Após deixar o comando da capital alagoana, JHC terá, na prática, dois caminhos principais: disputar o Governo de Alagoas ou entrar na corrida por uma vaga no Senado Federal.
Nos bastidores, interlocutores avaliam que o prefeito vem trabalhando com ambas as possibilidades de forma estratégica. A eventual candidatura ao Governo surge como um movimento natural, considerando sua projeção política e capital eleitoral. Por outro lado, a disputa pelo Senado aparece como uma alternativa considerada mais segura e com menor desgaste político.

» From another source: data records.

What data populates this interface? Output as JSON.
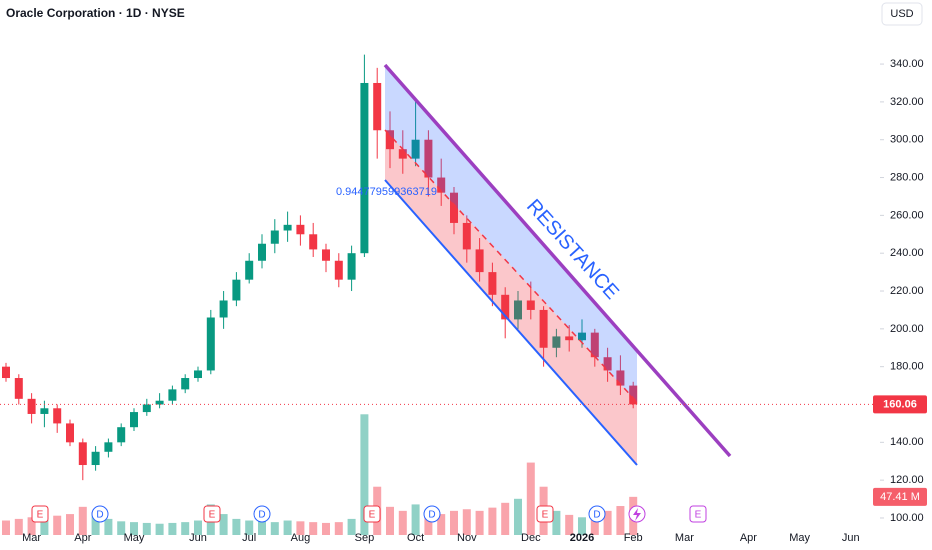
{
  "header": {
    "title": "Oracle Corporation · 1D · NYSE",
    "currency": "USD"
  },
  "chart_data": {
    "type": "candlestick",
    "categories": [
      null,
      null,
      "Mar",
      null,
      null,
      null,
      "Apr",
      null,
      null,
      null,
      "May",
      null,
      null,
      null,
      null,
      "Jun",
      null,
      null,
      null,
      "Jul",
      null,
      null,
      null,
      "Aug",
      null,
      null,
      null,
      null,
      "Sep",
      null,
      null,
      null,
      "Oct",
      null,
      null,
      null,
      "Nov",
      null,
      null,
      null,
      null,
      "Dec",
      null,
      null,
      null,
      "2026",
      null,
      null,
      null,
      "Feb",
      null,
      null,
      null,
      "Mar",
      null,
      null,
      null,
      null,
      "Apr",
      null,
      null,
      null,
      "May",
      null,
      null,
      null,
      "Jun",
      null
    ],
    "open": [
      180,
      174,
      163,
      155,
      158,
      150,
      140,
      128,
      135,
      140,
      148,
      156,
      160,
      162,
      168,
      174,
      178,
      206,
      215,
      226,
      236,
      245,
      252,
      255,
      250,
      242,
      236,
      226,
      240,
      330,
      305,
      295,
      290,
      300,
      280,
      272,
      256,
      242,
      230,
      218,
      205,
      215,
      210,
      190,
      196,
      194,
      198,
      185,
      178,
      170,
      null,
      null,
      null,
      null,
      null,
      null,
      null,
      null,
      null,
      null,
      null,
      null,
      null,
      null,
      null,
      null,
      null,
      null
    ],
    "high": [
      182,
      176,
      166,
      162,
      160,
      152,
      142,
      138,
      142,
      150,
      158,
      163,
      166,
      170,
      176,
      180,
      210,
      220,
      230,
      240,
      250,
      258,
      262,
      260,
      256,
      245,
      240,
      244,
      345,
      338,
      315,
      305,
      322,
      305,
      290,
      275,
      260,
      248,
      235,
      222,
      220,
      225,
      212,
      200,
      202,
      205,
      200,
      190,
      186,
      172,
      null,
      null,
      null,
      null,
      null,
      null,
      null,
      null,
      null,
      null,
      null,
      null,
      null,
      null,
      null,
      null,
      null,
      null
    ],
    "low": [
      172,
      160,
      150,
      148,
      145,
      138,
      120,
      125,
      132,
      138,
      146,
      154,
      158,
      160,
      166,
      172,
      176,
      200,
      212,
      224,
      232,
      240,
      246,
      244,
      238,
      230,
      222,
      220,
      238,
      290,
      285,
      282,
      286,
      270,
      265,
      250,
      235,
      225,
      212,
      195,
      200,
      205,
      180,
      185,
      188,
      190,
      180,
      172,
      165,
      158,
      null,
      null,
      null,
      null,
      null,
      null,
      null,
      null,
      null,
      null,
      null,
      null,
      null,
      null,
      null,
      null,
      null,
      null
    ],
    "close": [
      174,
      163,
      155,
      158,
      150,
      140,
      128,
      135,
      140,
      148,
      156,
      160,
      162,
      168,
      174,
      178,
      206,
      215,
      226,
      236,
      245,
      252,
      255,
      250,
      242,
      236,
      226,
      240,
      330,
      305,
      295,
      290,
      300,
      280,
      272,
      256,
      242,
      230,
      218,
      205,
      215,
      210,
      190,
      196,
      194,
      198,
      185,
      178,
      170,
      160.06,
      null,
      null,
      null,
      null,
      null,
      null,
      null,
      null,
      null,
      null,
      null,
      null,
      null,
      null,
      null,
      null,
      null,
      null
    ],
    "volume": [
      18,
      20,
      22,
      19,
      24,
      26,
      35,
      28,
      20,
      17,
      16,
      15,
      14,
      15,
      16,
      18,
      38,
      26,
      20,
      18,
      17,
      16,
      18,
      17,
      16,
      15,
      16,
      20,
      150,
      60,
      35,
      30,
      38,
      28,
      26,
      30,
      32,
      30,
      34,
      40,
      45,
      90,
      60,
      30,
      25,
      22,
      28,
      30,
      36,
      47.41,
      null,
      null,
      null,
      null,
      null,
      null,
      null,
      null,
      null,
      null,
      null,
      null,
      null,
      null,
      null,
      null,
      null,
      null
    ],
    "up_color": "#089981",
    "down_color": "#f23645",
    "ylim": [
      91,
      363.3
    ],
    "yticks": [
      {
        "value": 100,
        "label": "100.00"
      },
      {
        "value": 120,
        "label": "120.00"
      },
      {
        "value": 140,
        "label": "140.00"
      },
      {
        "value": 160,
        "label": "160.00"
      },
      {
        "value": 180,
        "label": "180.00"
      },
      {
        "value": 200,
        "label": "200.00"
      },
      {
        "value": 220,
        "label": "220.00"
      },
      {
        "value": 240,
        "label": "240.00"
      },
      {
        "value": 260,
        "label": "260.00"
      },
      {
        "value": 280,
        "label": "280.00"
      },
      {
        "value": 300,
        "label": "300.00"
      },
      {
        "value": 320,
        "label": "320.00"
      },
      {
        "value": 340,
        "label": "340.00"
      }
    ],
    "volume_lim": [
      0,
      640
    ],
    "last_price": {
      "value": 160.06,
      "label": "160.06"
    },
    "last_volume": {
      "value": 47.41,
      "label": "47.41 M"
    },
    "annotations": {
      "resistance": "RESISTANCE",
      "ratio": "0.944779599363719"
    },
    "events": [
      "E",
      "D",
      "E",
      "D",
      "E",
      "D",
      "E",
      "D",
      "E"
    ],
    "grid": false
  }
}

A leitura entre lideranças é de que a definição final dependerá diretamente do cenário político estadual, especialmente da composição de alianças e do posicionamento de grupos tradicionais.
A filiação ao PSDB, acompanhada pela primeira-dama Marina Candia e pela senadora Eudócia Caldas, reforça que o grupo já está inserido em um projeto maior, mirando protagonismo nas eleições.
Apesar disso, a ausência de uma definição clara sobre qual cargo será disputado tem alimentado dúvidas entre aliados e lideranças políticas. A avaliação é que o tempo de indefinição pode impactar diretamente na construção de confiança e na consolidação de apoios.
Nos bastidores, a percepção é objetiva: JHC joga em duas frentes, mas, ao deixar a prefeitura, precisará fazer uma escolha definitiva e essa decisão tende a redesenhar completamente o tabuleiro político de Alagoas para 2026.